En d'autres lieux (Jacques le Sophiste :
Lacan, logos et psychanalyse) ),
Barbara Cassin s'est présentée comme « femme-philosophe ».
Dans son dernier livre au titre inspiré par
Rimbaud, elle nous propose une « autobiographie philosophique », « un chant d'amour ».
Elle le dédie à ses deux fils comme « une manière de leur donner de la liberté ».
On le sait,
Barbara Cassin est une spécialiste des présocratiques et de la sophistique grecque. Mais ici, même si elle revisite les étapes de ses recherches et de sa vie, elle affirme encore et encore que philosopher, c'est mettre des mots sur les actes, les choses, les êtres pour les faire vivre.
En résumé : comment passe-t-on de la vie à la pensée ? de l'anecdote à l'idée ?
Rien de dogmatique. Rien d'ennuyeux.
Les mots pour elle sont essentiels. Elle y a consacré son existence. Aux mots rares. Aux mots intraduisibles. Aux mots qui « éveillent » et « réveillent », comme elle le raconte dans une anecdote.
Si on la lit, si on la connaît, on retrouvera ici de nombreux épisodes de sa vie évoqués ailleurs. Ses amours avec
René Char, sa rencontre ratée avec
Lacan, ses activités auprès d'enfants handicapés, son amour de la Corse, ses entreprises universitaires ou pluridisciplinaires.

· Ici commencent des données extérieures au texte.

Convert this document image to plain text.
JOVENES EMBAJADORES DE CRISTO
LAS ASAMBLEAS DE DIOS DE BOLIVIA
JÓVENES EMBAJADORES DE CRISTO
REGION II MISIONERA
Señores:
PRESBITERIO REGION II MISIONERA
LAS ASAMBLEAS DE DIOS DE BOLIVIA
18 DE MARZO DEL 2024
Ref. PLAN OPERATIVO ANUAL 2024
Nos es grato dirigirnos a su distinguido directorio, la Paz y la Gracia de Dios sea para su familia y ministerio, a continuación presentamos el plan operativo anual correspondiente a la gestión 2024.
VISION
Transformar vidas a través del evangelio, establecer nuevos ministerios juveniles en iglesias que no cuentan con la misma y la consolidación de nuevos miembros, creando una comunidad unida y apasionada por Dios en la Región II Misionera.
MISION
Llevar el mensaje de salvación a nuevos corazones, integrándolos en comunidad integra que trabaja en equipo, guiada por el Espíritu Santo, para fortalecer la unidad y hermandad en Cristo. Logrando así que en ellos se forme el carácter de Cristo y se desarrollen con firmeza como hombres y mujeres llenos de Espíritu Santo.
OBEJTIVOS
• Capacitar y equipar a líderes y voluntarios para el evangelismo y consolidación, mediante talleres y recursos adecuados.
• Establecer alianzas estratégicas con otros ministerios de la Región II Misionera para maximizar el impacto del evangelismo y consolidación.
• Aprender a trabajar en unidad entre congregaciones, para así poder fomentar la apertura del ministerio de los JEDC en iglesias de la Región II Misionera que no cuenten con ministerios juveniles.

Mais c'est l'épilogue de ce livre qui donne une tonalité émouvante à ces 244 p. qui se parcourent en apnée, avec admiration et parfois agacement, car
Barbara Cassin réussit tout, même à être une cavalière d'exception et une artiste peintre de talent. Elle a pourtant échoué à l'agrégation plusieurs fois, mais elle avoue que les échecs peuvent être féconds, et même souhaitables. Il vaut mieux ne pas aboutir et continuer à chercher.
Il vaut mieux préférer l'altérité à l'Un.
Il faut connaître «
plus d'une langue », comme elle l'a fait graver sur son épée d'académicienne.
Plus d'une langue pour savoir celle que l'on parle.
Et mentir souvent, mais en laissant des « traces de son mensonge pour que la personne à qui je mens puisse savoir que je mens, et donc que je ne lui mens pas. »
Et enfin
Barbara Cassin dit que des épreuves peut naître le bonheur.
Dans son cas, c'est la maladie et la mort de son mari aimé qui lui ont permis paradoxalement de répondre à la question : « Qu'est-ce qui donne de la joie ? ».
« Nous étions incroyablement heureux, alors qu'il était mourant. C'est fou. Mais ce n'est pas fou du tout : cela tient à la perception de ce qu'est, un autre ».
D'où le titre rimbaldien choisi pour ce livre « le bonheur, sa dent douce à la mort ».